African Clawed Frog
From the 1930s through to the 1960s, a small aquatic frog was used as a biological pregnancy test. This may sound suspiciously like one of those medieval folk remedies – in the same vein of shaving the rear end of a live chicken and holding it under your armpit to cure the plague – but this frog really could tell if you were pregnant or not.
In truth, frogs weren’t the first animals to be used as a reliable indicator of pregnancy. One technique, developed in the late 1920s, involved injecting sexually immature female mice with a woman’s urine several times over a number of days. The mice would then be killed and their ovaries examined. Quite simply, if their ovaries were enlarged, the woman was pregnant. Of course, this method was rather cruel to the mice and, more importantly to the scientists at least, it was also quite costly because new animals had to be used every time.
But a few years later, the technique was refined so that the animal wasn’t killed in the process. This time, frogs were used. Frogs usually keep their eggs on the outside of their bodies (though there are exceptions; see here), which means they didn’t have to be cut open and killed for the scientists to examine them. In other words, they were reusable. Using this updated, faster and simpler method, a woman’s urine was injected into the back of a female frog, which would lay eggs within 12 hours if the woman in question was pregnant.
The frog most commonly used as a living pregnancy test was the African clawed frog. This unusual-looking amphibian is lacking quite a few body parts – it has no eyelids, tongue, teeth or ears – although, as its name suggests, it does possess (uniquely among frogs) small claws, located on its hind feet, which it uses to tear large items of food into more manageable chunks . This frog is not a fussy eater; it will try to consume pretty much anything that will fit into its mouth, including its own tadpoles. However, its lack of tongue means it must grab food using its front feet and shovel it into its mouth, rather like the Surinam toad does.

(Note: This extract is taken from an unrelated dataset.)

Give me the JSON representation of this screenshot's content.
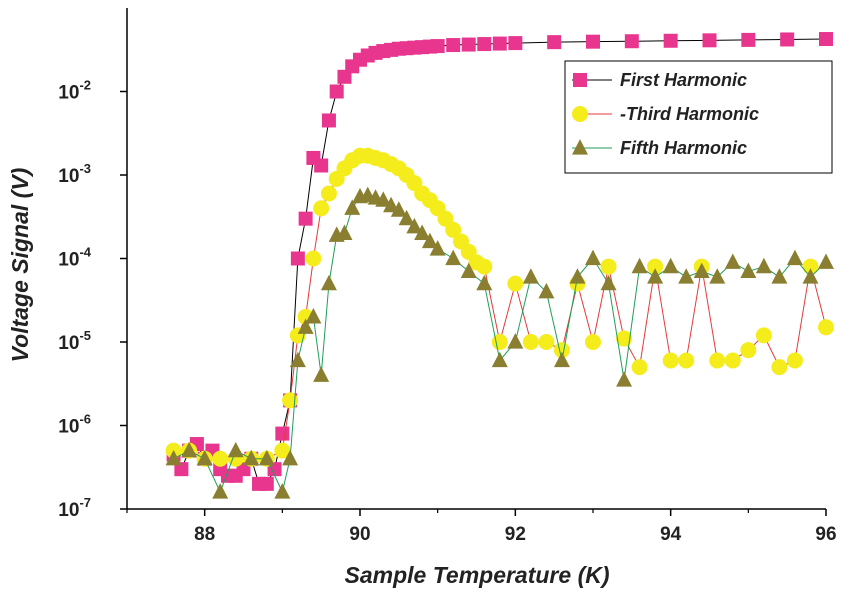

For a few decades, injecting urine into frogs was the only truly reliable way of knowing whether you were pregnant or not, and so, understandably, there was a very demand for this species. Hundreds of thousands of frogs were exported from their native range in Africa to hospitals and testing labs all around the world, destined to be infused with urine.
But although African clawed frogs revolutionised pregnancy testing, they were eventually superseded by more modern techniques. In the 1960s, newer chemical pregnancy tests were developed that searched directly for the hormone that the amphibians were reacting to – human chorionic gonadotrophin, or hCG, which is released after a human egg is fertilised – making the frogs largely redundant in this respect. However, because they were long-lived, resistant to disease, and could lay eggs on command simply by injecting them with hCG, these frogs were used in many other lines of research – to study how cells work and how embryos develop, for example. The African clawed frog therefore became one of the most intensively studied organisms on the planet, and, with live colonies spread across five continents, the world’s most widely distributed amphibian.
Even so, laboratories in some places had a greatly reduced need for this species, and they sometimes simply released their colonies of clawed frogs into the wild, outside their native range. Capable of thriving in a variety of conditions and environments, and being able to eat pretty much anything, these adaptable amphibians dispersed to new habitats and flourished. They are now considered pests in many countries around the world.
But the African clawed frogs did more than merely annoy us – they also had a massively detrimental effect on other frogs. In the 1980s, herpetologists started noticing that entire populations of amphibians, in many different parts of the world, were disappearing, often quite suddenly. What made this situation even more mystifying was that frogs were vanishing not only from populated and disturbed areas, but also from remote, relatively pristine places, too.
The culprit of this catastrophic decline was eventually identified as a type of waterborne chytrid fungus called Batrachochytrium dendrobatidis. We have already seen on this blog that amphibians have thin, permeable skin that they use to partially or even wholly breathe through (some salamanders and at least one small species of frog, the Bornean flat-headed frog, are completely lungless). Batrachochytrium infects and degrades the skin of amphibians, causing a disease that prevents the absorption of oxygen and essential electrolytes, often triggering a death spiral that ends in cardiac arrest.
In all likeliness, the fungus has existed for a long time, but its recent global spread is thought to be linked to the international trade of the African clawed frog. Indeed, recent research has linked their arrival in several locations with the appearance of the chytrid fungus and the disappearance of native frogs. This species appears to have an immunity to the fungus and is able to resist its suffocating, skin-eating effects, but when it is released into foreign lands en masse, it can quickly transmit the disease to other, more susceptible amphibians.
Chytrid has caused an amphibian apocalypse. Around a third of all frog species (including Darwin’s frog and the ‘scrotum frog’ of Lake Titicaca) are currently threatened due to the fungus, while many others, such as the gastric-brooding frogs, have already disappeared completely. In our final Freaky Frogs article (for now at least), we’ll be looking further at how frog populations are being decimated by the chytrid fungus, climate change and other threats, and what is being done to try and save them.
 The hairy frog may appear to have claws, but they are actually made of bone that the amphibian forces through the skin of its toe pads to defend itself.